A1 INTRODUCTION (incl. Energy Savings)

This is a practical guide, designed to provide information on lighting technology that will help to improve energy efficiency opportunities through a designed approach by understanding components and technologies that are commercially available. It is strongly recommended that individuals or companies undertaking comprehensive energy efficiency projects secure the services of a professional energy efficiency specialist qualified in lighting design, to maximize the benefits and return of investment by considering the internal rate of return and related benefits of a ‘quality’ design.

This Guide is aimed at new construction and renovation projects alike. It outlines new technologies, methods and systems to make lighting more efficient in your business or home. As considerable time can pass between major renovations, not implementing a lighting efficiency upgrade can represent a lost opportunity.

What this Guide Is and Is Not

  • This Guide was written to help you become aware of issues and technologies associated with lighting.
  • This Guide addresses the components and technologies that are commercially available and associated with construction techniques in the province of Ontario.
  • This Guide does not address the behavioral usage of lighting.
  • This Guide is intended to help the reader think about the fundamentals of energy use associated with lighting, for both new and renovated properties.
  • This Guide is general in nature and does not address each and every possible problem and solution that is associated with lighting technologies and their implementation.
  • This Guide is not a design guide or manual and is not intended t replace equipment manuals, design standards, maintenance procedures or applicable building codes or lighting standard.

Increasing energy costs have become a significant concern and are expected to continue to increase in the foreseeable future.

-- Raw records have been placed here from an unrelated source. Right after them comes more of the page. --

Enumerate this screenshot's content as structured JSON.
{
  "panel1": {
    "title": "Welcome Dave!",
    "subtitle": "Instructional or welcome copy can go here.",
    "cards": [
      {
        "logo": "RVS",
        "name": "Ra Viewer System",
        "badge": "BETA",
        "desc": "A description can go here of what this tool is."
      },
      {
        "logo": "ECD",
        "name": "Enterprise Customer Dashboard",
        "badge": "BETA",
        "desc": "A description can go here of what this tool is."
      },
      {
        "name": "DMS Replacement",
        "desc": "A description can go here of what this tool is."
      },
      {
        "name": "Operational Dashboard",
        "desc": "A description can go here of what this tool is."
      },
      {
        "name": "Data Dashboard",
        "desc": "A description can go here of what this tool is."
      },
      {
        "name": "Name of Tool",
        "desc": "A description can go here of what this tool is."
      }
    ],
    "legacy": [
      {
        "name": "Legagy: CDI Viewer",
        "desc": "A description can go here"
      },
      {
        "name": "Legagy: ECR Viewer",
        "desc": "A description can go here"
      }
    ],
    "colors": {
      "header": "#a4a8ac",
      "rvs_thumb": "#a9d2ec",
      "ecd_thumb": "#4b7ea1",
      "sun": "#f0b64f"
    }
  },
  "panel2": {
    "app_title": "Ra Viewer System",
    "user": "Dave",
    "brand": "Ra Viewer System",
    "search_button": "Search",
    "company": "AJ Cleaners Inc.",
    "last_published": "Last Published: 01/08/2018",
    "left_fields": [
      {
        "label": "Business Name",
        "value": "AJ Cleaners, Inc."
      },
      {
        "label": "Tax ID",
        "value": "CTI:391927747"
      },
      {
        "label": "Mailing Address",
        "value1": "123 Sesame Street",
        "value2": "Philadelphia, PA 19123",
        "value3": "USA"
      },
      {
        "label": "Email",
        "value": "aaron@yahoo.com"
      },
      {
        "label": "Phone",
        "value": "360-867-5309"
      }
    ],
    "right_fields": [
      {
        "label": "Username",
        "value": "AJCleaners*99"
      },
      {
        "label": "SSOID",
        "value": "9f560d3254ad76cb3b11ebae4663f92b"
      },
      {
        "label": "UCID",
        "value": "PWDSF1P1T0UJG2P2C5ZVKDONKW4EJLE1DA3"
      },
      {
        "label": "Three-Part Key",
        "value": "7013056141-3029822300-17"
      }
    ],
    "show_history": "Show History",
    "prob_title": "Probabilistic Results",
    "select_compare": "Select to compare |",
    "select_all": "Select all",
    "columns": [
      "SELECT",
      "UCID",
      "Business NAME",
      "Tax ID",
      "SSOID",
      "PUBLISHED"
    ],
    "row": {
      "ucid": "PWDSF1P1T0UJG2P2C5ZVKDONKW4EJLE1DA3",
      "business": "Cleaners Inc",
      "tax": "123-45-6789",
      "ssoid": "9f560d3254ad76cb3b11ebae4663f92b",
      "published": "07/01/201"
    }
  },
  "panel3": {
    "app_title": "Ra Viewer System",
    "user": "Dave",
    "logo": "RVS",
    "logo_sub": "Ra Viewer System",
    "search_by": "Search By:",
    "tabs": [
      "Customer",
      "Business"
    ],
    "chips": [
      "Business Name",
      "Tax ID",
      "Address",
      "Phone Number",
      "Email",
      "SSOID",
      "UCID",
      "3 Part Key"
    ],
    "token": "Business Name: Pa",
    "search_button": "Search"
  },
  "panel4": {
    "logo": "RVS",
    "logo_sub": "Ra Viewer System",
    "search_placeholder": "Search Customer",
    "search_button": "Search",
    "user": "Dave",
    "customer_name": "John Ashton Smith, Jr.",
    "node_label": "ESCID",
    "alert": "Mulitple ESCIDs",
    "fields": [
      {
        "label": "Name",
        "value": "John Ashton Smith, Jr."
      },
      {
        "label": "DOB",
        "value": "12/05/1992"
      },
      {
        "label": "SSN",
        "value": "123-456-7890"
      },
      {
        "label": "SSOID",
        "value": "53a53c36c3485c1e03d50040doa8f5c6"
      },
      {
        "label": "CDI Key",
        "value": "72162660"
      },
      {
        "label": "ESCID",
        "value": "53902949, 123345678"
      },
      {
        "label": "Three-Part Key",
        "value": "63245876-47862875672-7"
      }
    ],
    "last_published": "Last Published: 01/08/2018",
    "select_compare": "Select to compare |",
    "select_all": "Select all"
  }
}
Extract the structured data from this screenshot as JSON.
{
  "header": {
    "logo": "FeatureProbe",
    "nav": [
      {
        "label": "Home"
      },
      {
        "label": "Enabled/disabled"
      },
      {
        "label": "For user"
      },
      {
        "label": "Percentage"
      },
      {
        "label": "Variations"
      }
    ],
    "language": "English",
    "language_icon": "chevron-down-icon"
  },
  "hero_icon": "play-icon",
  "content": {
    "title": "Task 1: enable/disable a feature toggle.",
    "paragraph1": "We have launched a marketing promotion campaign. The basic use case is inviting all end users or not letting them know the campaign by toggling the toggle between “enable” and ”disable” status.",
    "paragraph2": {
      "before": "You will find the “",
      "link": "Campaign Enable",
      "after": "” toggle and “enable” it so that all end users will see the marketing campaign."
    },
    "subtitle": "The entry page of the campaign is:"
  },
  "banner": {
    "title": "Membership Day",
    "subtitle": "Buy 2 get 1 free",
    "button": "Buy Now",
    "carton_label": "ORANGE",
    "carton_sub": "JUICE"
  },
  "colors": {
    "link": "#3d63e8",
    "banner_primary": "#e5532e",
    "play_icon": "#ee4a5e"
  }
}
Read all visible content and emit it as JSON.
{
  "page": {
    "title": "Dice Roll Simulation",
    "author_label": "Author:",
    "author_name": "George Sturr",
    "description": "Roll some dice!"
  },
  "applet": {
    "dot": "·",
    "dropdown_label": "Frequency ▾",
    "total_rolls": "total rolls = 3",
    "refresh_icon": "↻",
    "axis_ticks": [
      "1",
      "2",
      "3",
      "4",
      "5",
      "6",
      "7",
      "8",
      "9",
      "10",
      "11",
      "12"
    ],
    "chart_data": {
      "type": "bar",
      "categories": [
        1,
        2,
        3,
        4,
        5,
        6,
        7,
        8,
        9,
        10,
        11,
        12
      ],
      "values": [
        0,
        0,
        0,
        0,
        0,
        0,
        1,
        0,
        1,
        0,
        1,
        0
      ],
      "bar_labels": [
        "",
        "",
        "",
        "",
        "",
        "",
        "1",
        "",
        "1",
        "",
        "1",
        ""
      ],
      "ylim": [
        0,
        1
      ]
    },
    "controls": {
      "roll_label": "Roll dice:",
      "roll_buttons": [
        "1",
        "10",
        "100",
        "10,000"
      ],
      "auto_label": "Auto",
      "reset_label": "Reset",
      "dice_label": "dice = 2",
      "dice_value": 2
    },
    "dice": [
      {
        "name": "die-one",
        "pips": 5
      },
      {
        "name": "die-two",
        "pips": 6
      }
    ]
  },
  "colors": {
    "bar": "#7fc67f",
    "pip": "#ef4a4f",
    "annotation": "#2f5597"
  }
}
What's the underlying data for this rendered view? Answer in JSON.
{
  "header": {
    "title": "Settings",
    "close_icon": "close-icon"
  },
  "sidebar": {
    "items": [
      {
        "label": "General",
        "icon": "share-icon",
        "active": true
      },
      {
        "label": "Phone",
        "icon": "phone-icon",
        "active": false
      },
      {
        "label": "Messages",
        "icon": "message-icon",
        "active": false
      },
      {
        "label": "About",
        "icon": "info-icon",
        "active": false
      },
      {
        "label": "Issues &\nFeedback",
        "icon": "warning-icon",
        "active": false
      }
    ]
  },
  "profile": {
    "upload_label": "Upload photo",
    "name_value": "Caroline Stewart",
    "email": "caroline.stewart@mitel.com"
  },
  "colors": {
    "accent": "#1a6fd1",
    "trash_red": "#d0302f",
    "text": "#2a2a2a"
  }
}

Businesses, institutions and consumers will be searching for more efficient products and solutions. Business applications for more efficient products are available and even greater opportunities exist in the largely untapped residential market. Lighting is recognized as a major area for economic energy savings.

Programs are in place to influence market and consumer choices towards more energy efficient products. For example, “High Performance New Construction (HPNC)” and the "Electricity Retrofit Incentive Program (ERIP)" along with the use of the Energy Star labelling program are some of the programs to promote energy efficient lighting products.

There are also national efforts to mandate and in some cases regulate energy efficiency and appear in various forms such as codes and standards and building guidelines to limit energy use within a building such as ASHRAE-IES 90.1 Standard for Buildings and Minimum Energy Performance Standard regulations through the Federal Energy Efficiency Act.

Achieving lighting energy savings is considered one of the fundamental energy efficiency measures; opportunities include:

  • Replacing incandescent with fluorescent or HID lamp types.
  • Redesigning older fluorescent lamp configurations to meet present applications, such as in industrial plants with upgraded fixtures or better technology.

Lighting projects, executed properly and comprehensively can be easily justified for a number of reasons including:

  • Energy savings, often a 25% internal rate of return or better;
  • Emission reductions, direct correlation between energy and emission reduction;
  • Maintenance cost savings from replacing inefficient systems;
  • Increasing light levels for tenant comfort or improved safety considerations;
  • Improved colour rendtion to enhance comfort.